Longitudinal Stent Deformation – Case 1
Clinical Presentation
- 68-year-old male who presented with chest pain (CCS Class III).
Past Medical History
- HLD, Former Tobacco Use, CAD s/p Multiple PCI’s, AICD, Anxiety, Depression, Homocysteinemia, IBS, Hypothyroidism
- LVEF <15%
Clinical Variables
- Stress MPI: Severe extensive apical and anterior scarring and moderate inferior scarring without significant viability in these segments; mild lateral reversible perfusion abnormality consistent with viability in this segment.
Medications
- Home Medications: Aspirin, Atorvastatin, Metoprolol Succinate, Ranolazine, Captopril, Spironolactone, Digoxin, Famotidine, Levothyroxine, Sertraline
- Adjunct Pharmacotherapy: Clopidogrel, Ticagrelor, Bivalirudin
Pre-procedure EKG
Angiograms
Post-procedure EKG
Case Overview
- Underwent intervention of the LM-proximal LAD and LM-proximal LCx with the procedure being complicated by longitudinal stent deformation.
- An additional stent was placed in the LM to cover the LSD segment of the previously placed stents.
- Troponin-I peaked at 1.48 ng/mL and CK-MB peaked at 9.9 ng/mL.
- Patient was discharged home the next day without further sequelae.
Learning Objectives
- What is the likely explanation or reason why the complication occurred?

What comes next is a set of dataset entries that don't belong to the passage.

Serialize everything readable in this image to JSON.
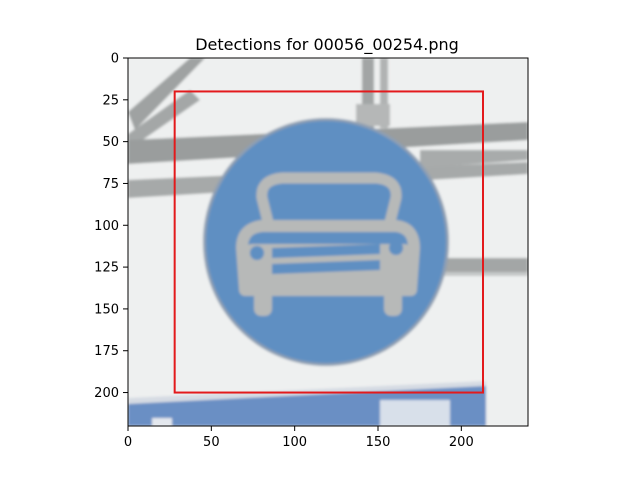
{
  "figure": {
    "title": "Detections for 00056_00254.png"
  },
  "image": {
    "description_icon": "traffic-sign-photo",
    "xlim": [
      0,
      240
    ],
    "ylim": [
      220,
      0
    ]
  },
  "axes": {
    "x_ticks": [
      0,
      50,
      100,
      150,
      200
    ],
    "y_ticks": [
      0,
      25,
      50,
      75,
      100,
      125,
      150,
      175,
      200
    ]
  },
  "detections": [
    {
      "x1": 28,
      "y1": 20,
      "x2": 213,
      "y2": 200,
      "color": "#e31a1c"
    }
  ],
  "colors": {
    "sign_blue": "#5f8fc2",
    "sign_white": "#b7b9b8",
    "background": "#eef0f0",
    "pole_gray": "#9a9d9d"
  }
}
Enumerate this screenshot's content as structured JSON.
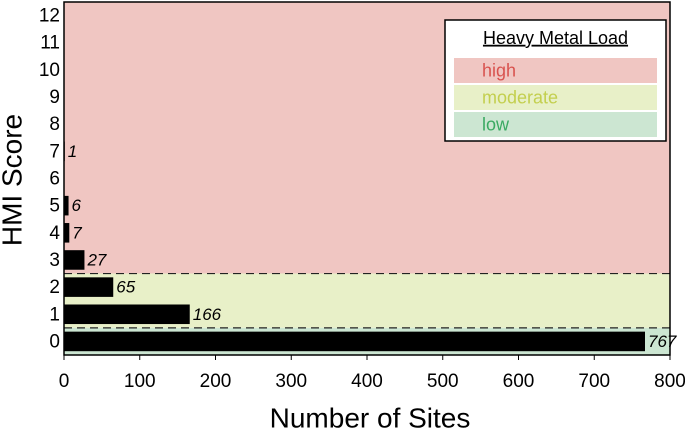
{
  "chart_data": {
    "type": "hbar",
    "x_label": "Number of Sites",
    "y_label": "HMI Score",
    "categories": [
      "0",
      "1",
      "2",
      "3",
      "4",
      "5",
      "6",
      "7",
      "8",
      "9",
      "10",
      "11",
      "12"
    ],
    "values": [
      767,
      166,
      65,
      27,
      7,
      6,
      null,
      1,
      null,
      null,
      null,
      null,
      null
    ],
    "color": "#000000",
    "xlim": [
      0,
      800
    ],
    "xticks": [
      0,
      100,
      200,
      300,
      400,
      500,
      600,
      700,
      800
    ],
    "legend": {
      "title": "Heavy Metal Load",
      "corner": "top-right"
    },
    "bands": [
      {
        "name": "high",
        "color": "#f0c6c2",
        "text_color": "#d9534f",
        "from": 3,
        "to": 12
      },
      {
        "name": "moderate",
        "color": "#e8f0c8",
        "text_color": "#c3cf4e",
        "from": 1,
        "to": 2
      },
      {
        "name": "low",
        "color": "#cce6d2",
        "text_color": "#3aaa62",
        "from": 0,
        "to": 0
      }
    ]
  }
}
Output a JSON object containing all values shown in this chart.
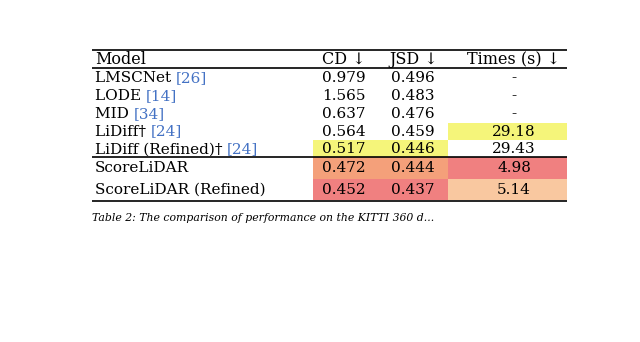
{
  "headers": [
    "Model",
    "CD ↓",
    "JSD ↓",
    "Times (s) ↓"
  ],
  "rows_group1": [
    {
      "model_text": "LMSCNet ",
      "model_ref": "[26]",
      "cd": "0.979",
      "jsd": "0.496",
      "time": "-",
      "cd_bg": null,
      "jsd_bg": null,
      "time_bg": null
    },
    {
      "model_text": "LODE ",
      "model_ref": "[14]",
      "cd": "1.565",
      "jsd": "0.483",
      "time": "-",
      "cd_bg": null,
      "jsd_bg": null,
      "time_bg": null
    },
    {
      "model_text": "MID ",
      "model_ref": "[34]",
      "cd": "0.637",
      "jsd": "0.476",
      "time": "-",
      "cd_bg": null,
      "jsd_bg": null,
      "time_bg": null
    },
    {
      "model_text": "LiDiff† ",
      "model_ref": "[24]",
      "cd": "0.564",
      "jsd": "0.459",
      "time": "29.18",
      "cd_bg": null,
      "jsd_bg": null,
      "time_bg": "#f5f57a"
    },
    {
      "model_text": "LiDiff (Refined)† ",
      "model_ref": "[24]",
      "cd": "0.517",
      "jsd": "0.446",
      "time": "29.43",
      "cd_bg": "#f5f57a",
      "jsd_bg": "#f5f57a",
      "time_bg": null
    }
  ],
  "rows_group2": [
    {
      "model_text": "ScoreLiDAR",
      "model_ref": null,
      "cd": "0.472",
      "jsd": "0.444",
      "time": "4.98",
      "cd_bg": "#f4a07a",
      "jsd_bg": "#f4a07a",
      "time_bg": "#f08080"
    },
    {
      "model_text": "ScoreLiDAR (Refined)",
      "model_ref": null,
      "cd": "0.452",
      "jsd": "0.437",
      "time": "5.14",
      "cd_bg": "#f08080",
      "jsd_bg": "#f08080",
      "time_bg": "#f9c8a0"
    }
  ],
  "ref_color": "#4472c4",
  "bg_color": "#ffffff",
  "caption": "Table 2: The comparison of performance on the KITTI 360 d..."
}
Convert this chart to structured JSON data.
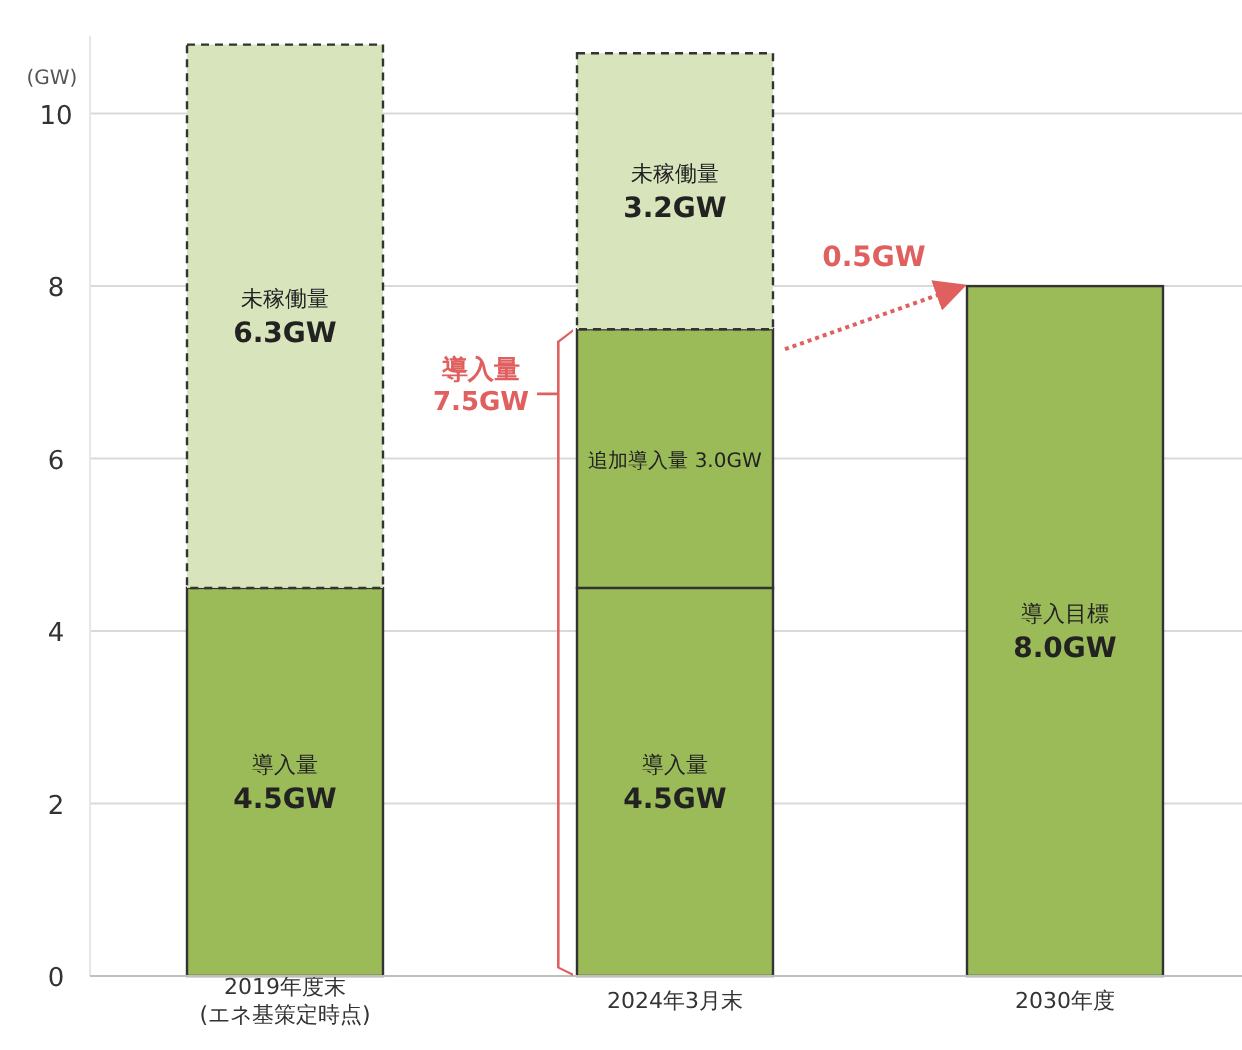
{
  "chart_data": {
    "type": "bar",
    "stacked": true,
    "ylabel": "(GW)",
    "categories": [
      "2019年度末\n(エネ基策定時点)",
      "2024年3月末",
      "2030年度"
    ],
    "series": [
      {
        "color": "#9bbb59",
        "values": [
          4.5,
          4.5,
          null
        ],
        "value_labels": [
          "導入量\n4.5GW",
          "導入量\n4.5GW",
          null
        ]
      },
      {
        "color": "#9bbb59",
        "values": [
          null,
          3.0,
          null
        ],
        "value_labels": [
          null,
          "追加導入量 3.0GW",
          null
        ]
      },
      {
        "color": "#d8e4bc",
        "line_style": "dashed",
        "values": [
          6.3,
          3.2,
          null
        ],
        "value_labels": [
          "未稼働量\n6.3GW",
          "未稼働量\n3.2GW",
          null
        ]
      },
      {
        "color": "#9bbb59",
        "values": [
          null,
          null,
          8.0
        ],
        "value_labels": [
          null,
          null,
          "導入目標\n8.0GW"
        ]
      }
    ],
    "ylim": [
      0,
      10.9
    ],
    "yticks": [
      0,
      2,
      4,
      6,
      8,
      10
    ],
    "grid": "y",
    "annotations": [
      "導入量\n7.5GW",
      "0.5GW"
    ]
  }
}
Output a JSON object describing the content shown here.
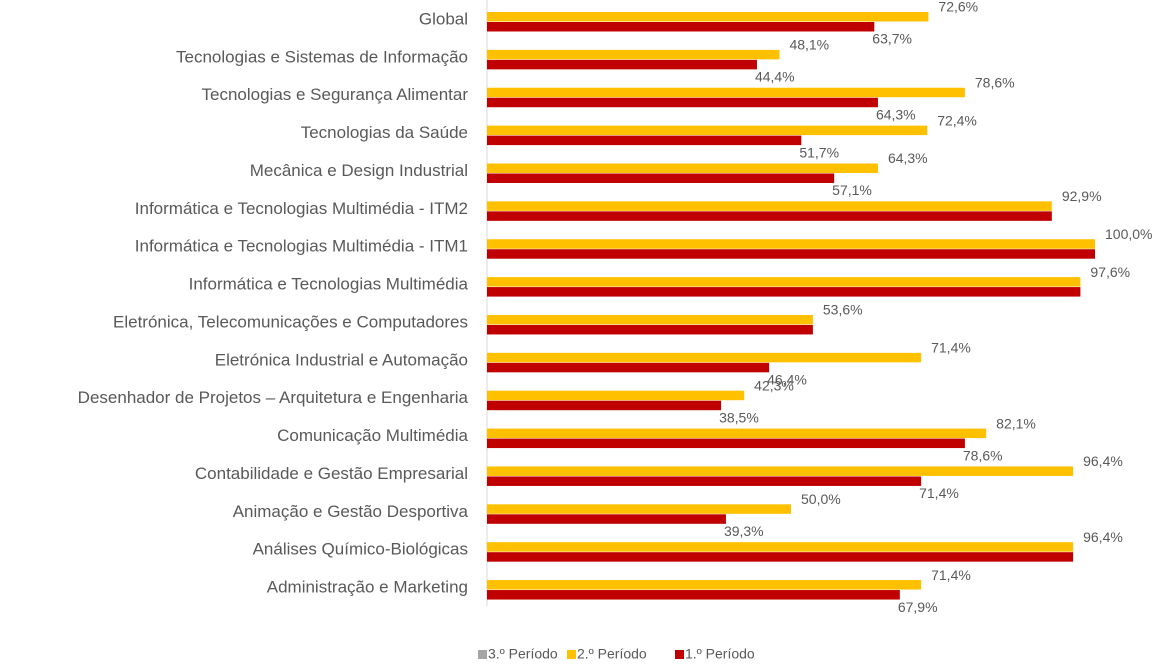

- LSD due to aggressive post-dilatation.
- How could the complication have been prevented?
- Adequate plaque modification of a calcified lesion prior to stent placement.
- Careful handling and manipulation of the guide catheter, especially when performing proximal vessel stenting.
- Minimize guidewire deviation away from the lumen center.
- Appropriate stent selection.
- Achieve optimal stent apposition.
- Implantation of the distal stent first for overlapping stent placement.
- Careful passage of secondary equipment/catheters across a stented segment to minimize resistance.
- Sufficient inflation and withdrawal time of post-dilation balloon catheters, especially those with large diameter.
- Is there an alternate strategy that could have been used to manage the complication?
- Management of LSD includes:
- LSD can be diagnosed using fluoroscopy, but imaging with IVUS or OCT is recommended.
- Perform cautious post-dilatation of the deformed segment of a stent using an appropriate sized (one to one) non-compliant balloon and inflate it gradually. If there is resistance when delivering the balloon use a smaller sized balloon. Placement of another stent may be required to achieve optimal results. Stent should cover as much area of deformation as possible. If unacceptable result or unable to repair the damaged stent, patient may require surgical revascularization.
- What are the important learning points?
- Longitudinal stent deformation is characterized by mechanical distortion or shortening of a stent in the longitudinal axis, and can lead to stent thrombosis and restenosis.
- LSD is a rare and infrequent complication of coronary interventions and it was brought to light after introduction of the Promus Element stent. This stent had thinner struts and was missing a connector between the proximal rings creating a offset peak-to-peak design, which made it weaker against longitudinal forces, and in turn more vulnerable to LSD. Additionally, its high radio-opacity made it easier to detect LSD.
- It is important to note that LSD can occur with any stent. Newer generation drug eluting stents have thinner struts, improving their deliverability, conformability, flexibility and radial strength. Conversely, this comes at the cost of reduced longitudinal strength making these stents more susceptible to LSD.
- In addition to stent design, lesion location and complexity, mechanical effect and impact of a guide catheter tip on the proximal portion of the stent, or following passage of secondary devices across a freshly placed stent (i.e post-dilatation balloons, guidewires, filters, microcatheters, extension catheters, imaging catheters, and atherectomy devices) are all related with LSD.
- Longitudinal stent deformation becomes particularly problematic in cases of complex disease (ostial disease, bifurcation disease, calcification and tortuosity). However, minor stent deformations are expected as a routine part of many two-stent bifurcation procedures and patients generally do well with good angiographic results.